Lychees are indigenous to China, where they have a been in cultivation for over 2,000 years. Today they are grown on every continent except Antarctica, and they are famed as the "King of Fruits." Despite worldwide distribution, they remain one of China's best kept secrets.
The trees were first introduced to Florida in the 1930s, and the original grove is still in production in Avon Park. Today, commercial production is concentrated in an agricultural district southwest of Miami called the Redlands. Even though there is more than seven hundred and fifty acres of commercial production, the fruit is known to less than one percent of Americans. This is primarily due to the short period of time in which the fresh fruit is available, and its frustratingly short shelf life. In South Florida the lychee season is from late May to early July, and at this time they can be found in ethnic markets and gourmet restaurants throughout the country.

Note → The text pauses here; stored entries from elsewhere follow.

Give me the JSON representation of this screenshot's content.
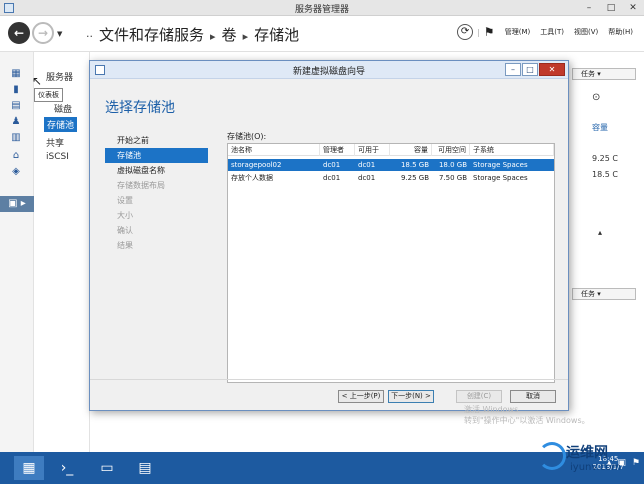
{
  "window": {
    "title": "服务器管理器",
    "min": "–",
    "max": "□",
    "close": "✕"
  },
  "nav": {
    "back_glyph": "←",
    "forward_glyph": "→",
    "dropdown_glyph": "▼",
    "breadcrumb": [
      "文件和存储服务",
      "卷",
      "存储池"
    ],
    "breadcrumb_prefix": "··",
    "separator": "▸",
    "menus": [
      "管理(M)",
      "工具(T)",
      "视图(V)",
      "帮助(H)"
    ]
  },
  "sidebar_tooltip": "仪表板",
  "left_nav": {
    "header": "服务器",
    "items": [
      "磁盘",
      "存储池",
      "共享",
      "iSCSI"
    ],
    "selected": "存储池"
  },
  "right_panel": {
    "task_label_1": "任务",
    "task_label_2": "任务",
    "capacity_label": "容量",
    "value_1": "9.25 C",
    "value_2": "18.5 C"
  },
  "wizard": {
    "title": "新建虚拟磁盘向导",
    "heading": "选择存储池",
    "steps": [
      {
        "label": "开始之前",
        "state": "normal"
      },
      {
        "label": "存储池",
        "state": "selected"
      },
      {
        "label": "虚拟磁盘名称",
        "state": "normal"
      },
      {
        "label": "存储数据布局",
        "state": "disabled"
      },
      {
        "label": "设置",
        "state": "disabled"
      },
      {
        "label": "大小",
        "state": "disabled"
      },
      {
        "label": "确认",
        "state": "disabled"
      },
      {
        "label": "结果",
        "state": "disabled"
      }
    ],
    "pool_label": "存储池(O):",
    "columns": [
      "池名称",
      "管理者",
      "可用于",
      "容量",
      "可用空间",
      "子系统"
    ],
    "rows": [
      [
        "storagepool02",
        "dc01",
        "dc01",
        "18.5 GB",
        "18.0 GB",
        "Storage Spaces"
      ],
      [
        "存放个人数据",
        "dc01",
        "dc01",
        "9.25 GB",
        "7.50 GB",
        "Storage Spaces"
      ]
    ],
    "selected_row": 0,
    "buttons": {
      "prev": "< 上一步(P)",
      "next": "下一步(N) >",
      "create": "创建(C)",
      "cancel": "取消"
    }
  },
  "watermark": {
    "line1": "激活 Windows",
    "line2": "转到\"操作中心\"以激活 Windows。"
  },
  "taskbar": {
    "time": "18:45",
    "date": "2013/1/7"
  },
  "logo": {
    "name": "运维网",
    "url": "iyunv.com"
  }
}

To those entirely unfamiliar with the fruit they may appear bizarre and the name slightly unappealing. Often compared to eyeballs in appearance and mispronounced as a swamp dwelling bloodsucker, the delicious treasures don't always make good first impressions among Westerners. The flavor, however, is as exquisite as it is unique. The pulp is aromatic, sweet to sub-acid, separates easily from the seed and outer shell, and is unlike anything else on earth. They are as addictive as they are elusive, and the lychee can quickly become an expensive habit.